Jakarta, Gesuri.id - Ketua DPR RI Puan Maharani mengingatkan agar kampus menjadi institusi pendidikan yang memberikan ruang aman bagi para peserta didik.
Kampus tak boleh menolerir segala bentuk pelecehan ataupun kekerasan seksual.
Ini disampaikan Puan merespons kasus kekerasan seksual yang dilakukan terhadap sejumlah mahasiswa oleh seorang guru besar berinisial EM di Fakultas Farmasi Universitas Gadjah Mada (UGM).
"Kampus seharusnya jadi ruang aman, bermartabat, dan menjadi benteng utama dalam membangun nilai-nilai etika serta peradaban, bukan malah menjadi tempat pelecehan berulang. Tidak boleh ada sedikitpun toleransi terhadap kekerasan seksual di dunia pendidikan. Pelaku kekerasan seksual harus dihukum seberat-beratnya," kata Puan dalam keterangan yang diterima di Jakarta, Selasa, 8 April 2025.
Baca: Ganjar Pranowo Harap Masalah Gas Melon Cepat Tuntas
Menurut dia, tindakan kekerasan seksual yang dilakukan oleh dosen dengan modus bimbingan skripsi atau tesis kepada sejumlah mahasiswanya itu telah mencoreng nama baik perguruan tinggi, serta merusak kepercayaan publik terhadap integritas dunia akademik.
Legislator dari Fraksi PDI Perjuangan (PDIP) itu mendorong agar penegak hukum menjatuhkan hukuman berat kepada pelaku tanpa adanya toleransi, sebagaimana pemberat hukuman dalam Undang-Undang Nomor 12 Tahun 2022 tentang Tindak Pidana Kekerasan Seksual (UU TPKS) jika pelaku kekerasan seksual merupakan seorang tokoh pendidik.
"Sekali lagi, tidak boleh ada toleransi sedikitpun terhadap kekerasan seksual, terlebih jika itu terjadi di institusi pendidikan yang seharusnya menjadi tempat paling aman bagi generasi muda kita," ucapnya.
Puan berharap proses hukum dapat berjalan secara profesional dan tidak ada kekebalan hukum, meski pelaku merupakan guru besar atau tokoh terkemuka.
Dia juga mendorong pemerintah melalui Kementerian Pendidikan Tinggi, Sains, dan Teknologi (Kemendikti Saintek) memperkuat Implementasi Permendikbudristek Nomor 30 Tahun 2021 tentang Pencegahan dan Penanganan Kekerasan Seksual (PPKS) dengan memberikan kewenangan lebih luas dan dukungan yang memadai agar tidak menjadi formalitas semata.

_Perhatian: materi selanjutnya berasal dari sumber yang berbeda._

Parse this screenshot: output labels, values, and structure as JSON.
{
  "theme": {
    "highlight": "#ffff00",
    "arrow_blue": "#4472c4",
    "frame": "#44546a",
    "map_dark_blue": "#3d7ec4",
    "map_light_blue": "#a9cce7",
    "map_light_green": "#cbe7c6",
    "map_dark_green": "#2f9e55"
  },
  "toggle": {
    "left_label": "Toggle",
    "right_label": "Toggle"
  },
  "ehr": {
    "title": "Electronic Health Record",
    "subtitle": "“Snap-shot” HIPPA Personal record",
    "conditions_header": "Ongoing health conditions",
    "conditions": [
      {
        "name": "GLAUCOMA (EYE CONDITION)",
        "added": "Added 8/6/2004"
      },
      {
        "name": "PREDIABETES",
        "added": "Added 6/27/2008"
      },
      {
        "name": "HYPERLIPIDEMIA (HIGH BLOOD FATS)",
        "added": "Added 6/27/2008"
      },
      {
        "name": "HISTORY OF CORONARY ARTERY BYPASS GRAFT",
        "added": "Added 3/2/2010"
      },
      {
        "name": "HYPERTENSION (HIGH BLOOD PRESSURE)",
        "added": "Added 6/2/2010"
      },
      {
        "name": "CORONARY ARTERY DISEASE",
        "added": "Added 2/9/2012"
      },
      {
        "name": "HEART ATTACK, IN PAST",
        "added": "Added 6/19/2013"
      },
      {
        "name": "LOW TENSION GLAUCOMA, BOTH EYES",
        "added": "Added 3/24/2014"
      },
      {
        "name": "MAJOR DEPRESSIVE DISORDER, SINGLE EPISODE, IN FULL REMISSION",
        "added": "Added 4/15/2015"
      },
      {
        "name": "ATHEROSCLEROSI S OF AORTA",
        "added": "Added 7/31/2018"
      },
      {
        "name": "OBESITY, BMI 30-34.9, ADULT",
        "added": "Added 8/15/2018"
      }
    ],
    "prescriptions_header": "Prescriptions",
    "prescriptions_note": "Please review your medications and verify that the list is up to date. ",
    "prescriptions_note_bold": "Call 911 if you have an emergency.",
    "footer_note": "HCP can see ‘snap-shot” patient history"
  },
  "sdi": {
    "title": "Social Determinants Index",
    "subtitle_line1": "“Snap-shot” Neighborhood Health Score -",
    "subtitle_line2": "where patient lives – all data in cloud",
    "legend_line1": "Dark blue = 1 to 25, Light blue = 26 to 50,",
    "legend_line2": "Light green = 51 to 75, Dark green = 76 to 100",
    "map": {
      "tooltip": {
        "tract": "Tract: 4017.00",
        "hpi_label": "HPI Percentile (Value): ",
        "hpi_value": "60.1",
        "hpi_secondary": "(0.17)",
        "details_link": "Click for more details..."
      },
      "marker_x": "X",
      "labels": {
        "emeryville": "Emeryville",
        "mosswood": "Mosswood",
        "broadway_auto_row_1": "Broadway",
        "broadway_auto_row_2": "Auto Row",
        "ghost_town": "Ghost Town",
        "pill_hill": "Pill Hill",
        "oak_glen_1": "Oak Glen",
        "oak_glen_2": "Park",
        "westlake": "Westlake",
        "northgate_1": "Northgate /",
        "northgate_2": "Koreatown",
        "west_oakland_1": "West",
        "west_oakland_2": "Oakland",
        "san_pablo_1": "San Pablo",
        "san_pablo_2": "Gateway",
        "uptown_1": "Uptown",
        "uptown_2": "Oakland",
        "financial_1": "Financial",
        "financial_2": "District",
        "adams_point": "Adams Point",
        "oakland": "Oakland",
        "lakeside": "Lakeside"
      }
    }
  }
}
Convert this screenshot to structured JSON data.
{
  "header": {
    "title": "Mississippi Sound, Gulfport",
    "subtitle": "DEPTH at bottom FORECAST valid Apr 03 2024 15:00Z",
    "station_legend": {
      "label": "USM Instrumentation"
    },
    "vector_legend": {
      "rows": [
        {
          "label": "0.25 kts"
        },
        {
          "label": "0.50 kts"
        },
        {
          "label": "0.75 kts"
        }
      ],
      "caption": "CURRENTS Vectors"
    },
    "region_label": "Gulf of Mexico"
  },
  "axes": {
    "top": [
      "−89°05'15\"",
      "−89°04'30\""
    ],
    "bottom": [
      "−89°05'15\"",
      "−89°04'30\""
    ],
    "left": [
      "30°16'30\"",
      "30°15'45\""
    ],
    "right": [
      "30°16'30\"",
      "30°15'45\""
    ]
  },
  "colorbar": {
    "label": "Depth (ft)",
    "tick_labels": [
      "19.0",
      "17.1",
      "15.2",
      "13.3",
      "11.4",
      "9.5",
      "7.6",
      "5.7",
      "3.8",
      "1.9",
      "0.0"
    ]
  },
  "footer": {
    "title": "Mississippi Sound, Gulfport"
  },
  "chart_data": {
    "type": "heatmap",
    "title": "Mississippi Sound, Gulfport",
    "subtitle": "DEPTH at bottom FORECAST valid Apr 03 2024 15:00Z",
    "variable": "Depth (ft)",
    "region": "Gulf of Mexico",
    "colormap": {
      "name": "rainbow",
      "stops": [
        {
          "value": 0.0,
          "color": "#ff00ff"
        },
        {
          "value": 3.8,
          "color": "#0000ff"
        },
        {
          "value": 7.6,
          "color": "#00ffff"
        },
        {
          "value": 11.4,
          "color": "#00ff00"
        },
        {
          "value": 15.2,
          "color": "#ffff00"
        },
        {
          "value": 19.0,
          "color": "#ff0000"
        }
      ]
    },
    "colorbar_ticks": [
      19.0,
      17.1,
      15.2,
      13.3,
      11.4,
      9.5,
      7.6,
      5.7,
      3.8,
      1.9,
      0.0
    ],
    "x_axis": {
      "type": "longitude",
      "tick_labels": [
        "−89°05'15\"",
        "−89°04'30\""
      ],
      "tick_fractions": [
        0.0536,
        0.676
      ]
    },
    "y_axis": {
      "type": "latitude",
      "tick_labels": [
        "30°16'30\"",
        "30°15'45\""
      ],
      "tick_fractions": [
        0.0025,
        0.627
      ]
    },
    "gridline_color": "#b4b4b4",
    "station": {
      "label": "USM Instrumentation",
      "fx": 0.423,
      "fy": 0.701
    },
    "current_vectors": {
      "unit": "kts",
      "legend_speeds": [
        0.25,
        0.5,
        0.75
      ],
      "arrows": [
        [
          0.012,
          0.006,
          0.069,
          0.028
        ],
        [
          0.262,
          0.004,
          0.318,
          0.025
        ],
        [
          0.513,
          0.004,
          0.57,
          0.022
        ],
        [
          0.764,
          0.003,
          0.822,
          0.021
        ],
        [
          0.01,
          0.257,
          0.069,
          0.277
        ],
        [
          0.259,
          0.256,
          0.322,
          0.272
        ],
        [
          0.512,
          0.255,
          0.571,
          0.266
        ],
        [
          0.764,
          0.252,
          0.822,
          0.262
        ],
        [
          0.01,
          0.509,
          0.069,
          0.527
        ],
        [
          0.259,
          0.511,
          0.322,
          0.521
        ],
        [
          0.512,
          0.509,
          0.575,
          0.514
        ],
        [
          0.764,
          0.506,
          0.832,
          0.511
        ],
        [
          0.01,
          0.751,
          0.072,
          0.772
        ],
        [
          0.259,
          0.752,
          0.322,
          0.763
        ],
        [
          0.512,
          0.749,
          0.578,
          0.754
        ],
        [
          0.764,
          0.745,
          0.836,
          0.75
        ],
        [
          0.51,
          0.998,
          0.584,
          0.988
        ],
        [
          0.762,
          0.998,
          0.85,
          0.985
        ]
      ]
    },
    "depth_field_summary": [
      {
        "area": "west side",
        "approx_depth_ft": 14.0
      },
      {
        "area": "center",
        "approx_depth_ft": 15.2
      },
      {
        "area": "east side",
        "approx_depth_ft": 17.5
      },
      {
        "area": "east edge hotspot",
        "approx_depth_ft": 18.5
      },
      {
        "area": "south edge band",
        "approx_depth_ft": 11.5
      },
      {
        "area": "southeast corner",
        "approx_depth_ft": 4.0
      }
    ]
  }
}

Puan pun menilai harus ada audit menyeluruh terhadap sistem pengawasan akademik sebab kasus pelecehan seksual yang melibatkan dosen dengan mahasiswa kerap terjadi karena relasi kuasa.
Termasuk, perlu adanya sistem pelaporan yang aman dan terjaga kerahasiaannya, serta menjamin perlindungan saksi dan korban secara konkret.
"Relasi kuasa yang timpang antara dosen dan mahasiswa menjadi celah bagi pelecehan untuk terus terjadi. Karena relasi kuasa ini menyebabkan korban ketakutan untuk melapor sebab mereka khawatir akan berdampak terhadap nilai akademik di kampus. Budaya seperti ini yang harus diputus," katanya.
Lebih lanjut, Puan mendorong pembentukan pusat krisis dan pendampingan nasional terhadap korban pelecehan seksual di lingkungan pendidikan tinggi secara nasional, yang bersifat independen dari kampus dan dapat diakses 24 jam selama 7 hari.
Baca: Kata Ganjar Pranowo Soal Rencana KIM Plus Jadi Koalisi Permanen
"Kita juga harus menggalakkan kampanye nasional yang menentang adanya relasi kuasa di kampus. Tentunya ini memerlukan dukungan semua pihak, termasuk dari internal kampus itu sendiri," ucapnya.
Dia memandang publik perlu diberikan edukasi terus-menerus tentang bahaya relasi kuasa dalam sistem pendidikan agar para mahasiswa memiliki kesadaran dan keberanian untuk melapor jika menjadi korban.
Dia pun menegaskan bahwa DPR RI akan terus mengawal penanganan kasus kekerasan seksual tersebut dan mendorong terciptanya reformasi sistemik pada lingkungan pendidikan di tanah air.
"Lingkungan pendidikan seharusnya menjadi tempat di mana intelektualitas dan nilai-nilai luhur berkembang, bukan ruang di mana kuasa disalahgunakan untuk menindas yang lemah," kata dia.